During the general comment session on the first day of the May 13-14 commission meeting, Gordon Robertson of the American Sportfishing Association and Steve Fukute of United Anglers of Southern California (both also members of the Partnership for Sustainable Oceans) made strong arguments that the South Coast process of the MLPA was in disarray and in danger of completely falling apart due to the lack of good data and clear direction from the Science Advisory Team and the Blue Ribbon Task Force. They also noted the BRTF had yet to respond to a letter signed by 30 South Coast stakeholders that the process be put on hold until the SAT had time to “catch up” and provide adequate data.

At the start of public comment the second day of the commission meeting, MLPA Initiative Executive Director Ken Wiseman notified commissioners that BRTF Chair Don Benninghoven would issue a press release later that morning addressing all the questions raised the previous day.

WON was provided with a copy of the release, in which Benninghoven basically says the show will go on.

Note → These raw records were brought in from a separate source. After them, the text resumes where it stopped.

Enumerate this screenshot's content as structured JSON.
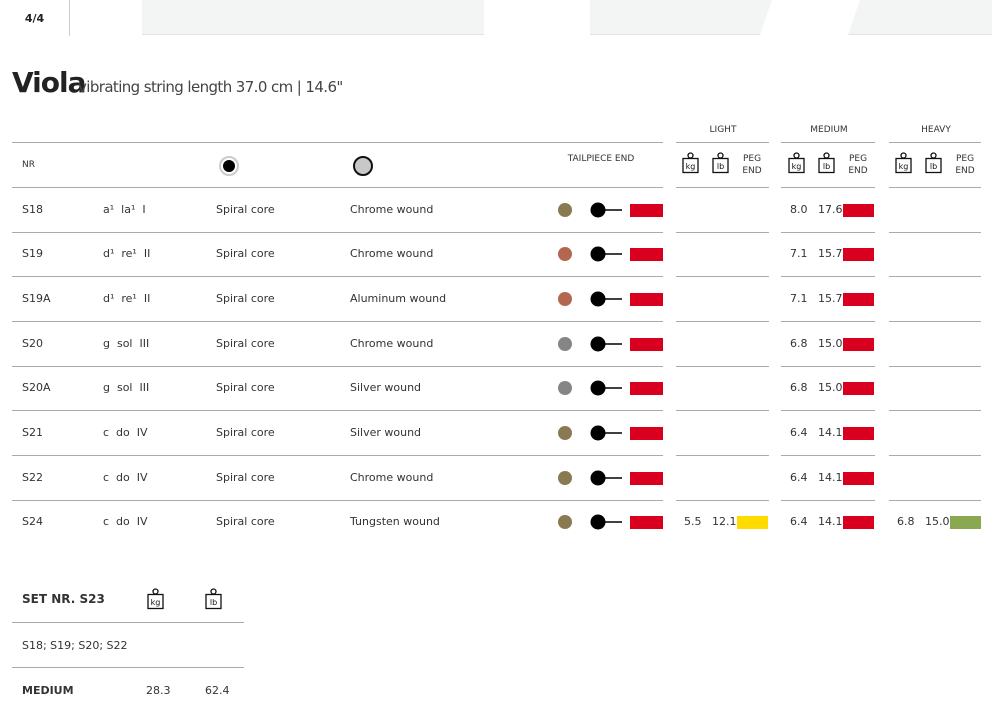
{
  "tabs": [
    {
      "label": "4/4",
      "active": true
    }
  ],
  "header": {
    "title": "Viola",
    "subtitle": "vibrating string length 37.0 cm | 14.6\""
  },
  "table": {
    "columns": {
      "nr": "NR",
      "tailpiece": "TAILPIECE END",
      "groups": [
        "LIGHT",
        "MEDIUM",
        "HEAVY"
      ],
      "kg": "kg",
      "lb": "lb",
      "peg_end": "PEG END"
    },
    "core_icon": "solid-core-icon",
    "wound_icon": "wound-icon",
    "colors": {
      "gold": "#8a7a52",
      "copper": "#b3674e",
      "grey": "#858585",
      "red": "#d9001f",
      "yellow": "#ffdb00",
      "green": "#8aa84f"
    },
    "rows": [
      {
        "nr": "S18",
        "note": "a¹  la¹  I",
        "core": "Spiral core",
        "wound": "Chrome wound",
        "color": "#8a7a52",
        "light": null,
        "medium": {
          "kg": "8.0",
          "lb": "17.6",
          "peg": "#d9001f"
        },
        "heavy": null
      },
      {
        "nr": "S19",
        "note": "d¹  re¹  II",
        "core": "Spiral core",
        "wound": "Chrome wound",
        "color": "#b3674e",
        "light": null,
        "medium": {
          "kg": "7.1",
          "lb": "15.7",
          "peg": "#d9001f"
        },
        "heavy": null
      },
      {
        "nr": "S19A",
        "note": "d¹  re¹  II",
        "core": "Spiral core",
        "wound": "Aluminum wound",
        "color": "#b3674e",
        "light": null,
        "medium": {
          "kg": "7.1",
          "lb": "15.7",
          "peg": "#d9001f"
        },
        "heavy": null
      },
      {
        "nr": "S20",
        "note": "g  sol  III",
        "core": "Spiral core",
        "wound": "Chrome wound",
        "color": "#858585",
        "light": null,
        "medium": {
          "kg": "6.8",
          "lb": "15.0",
          "peg": "#d9001f"
        },
        "heavy": null
      },
      {
        "nr": "S20A",
        "note": "g  sol  III",
        "core": "Spiral core",
        "wound": "Silver wound",
        "color": "#858585",
        "light": null,
        "medium": {
          "kg": "6.8",
          "lb": "15.0",
          "peg": "#d9001f"
        },
        "heavy": null
      },
      {
        "nr": "S21",
        "note": "c  do  IV",
        "core": "Spiral core",
        "wound": "Silver wound",
        "color": "#8a7a52",
        "light": null,
        "medium": {
          "kg": "6.4",
          "lb": "14.1",
          "peg": "#d9001f"
        },
        "heavy": null
      },
      {
        "nr": "S22",
        "note": "c  do  IV",
        "core": "Spiral core",
        "wound": "Chrome wound",
        "color": "#8a7a52",
        "light": null,
        "medium": {
          "kg": "6.4",
          "lb": "14.1",
          "peg": "#d9001f"
        },
        "heavy": null
      },
      {
        "nr": "S24",
        "note": "c  do  IV",
        "core": "Spiral core",
        "wound": "Tungsten wound",
        "color": "#8a7a52",
        "light": {
          "kg": "5.5",
          "lb": "12.1",
          "peg": "#ffdb00"
        },
        "medium": {
          "kg": "6.4",
          "lb": "14.1",
          "peg": "#d9001f"
        },
        "heavy": {
          "kg": "6.8",
          "lb": "15.0",
          "peg": "#8aa84f"
        }
      }
    ]
  },
  "set": {
    "title": "SET NR. S23",
    "kg": "kg",
    "lb": "lb",
    "strings": "S18; S19; S20; S22",
    "tension_label": "MEDIUM",
    "kg_value": "28.3",
    "lb_value": "62.4"
  }
}
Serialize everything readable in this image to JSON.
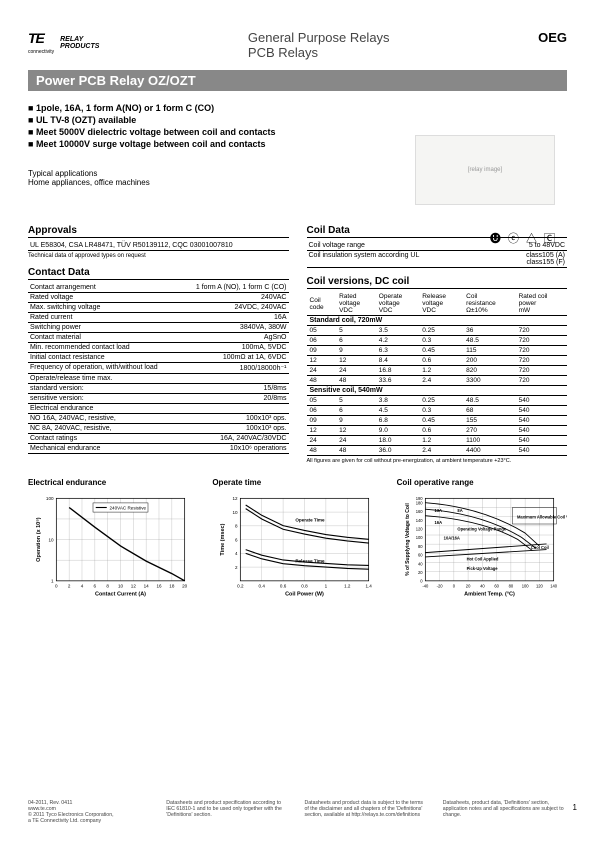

"This is an unparalleled effort to gather the best readily available science and data related to ocean ecosystems and marine protected areas and to apply it in the real world. With an ongoing public-private partnership providing a solid foundation of over $8 million in private funds for completing the redesign process along the coast and to begin planning in San Francisco Bay, we fully expect to complete our task in late 2010 as planned,” stated Benninghoven in the release.
“In January of this year Secretary Mike Chrisman reiterated the Schwarzenegger Administration’s tireless commitment to completing this planning process and for ensuring adequate funding for implementation. He also emphasized the importance of public-private partnerships, such as the MLPA Initiative, in making long-term management most effective, whether for enforcement, outreach, education or on-site management,” he added.

WON scoured news reports online and in the major daily newspapers of Governor Schwarzenegger’s proposed cuts and it’s true — while he is willing to do such things as truncate the public school system and burden local governments with state prisoners while “borrowing” county operating funds, not one mention was made of scaling back the MLPA Initiative.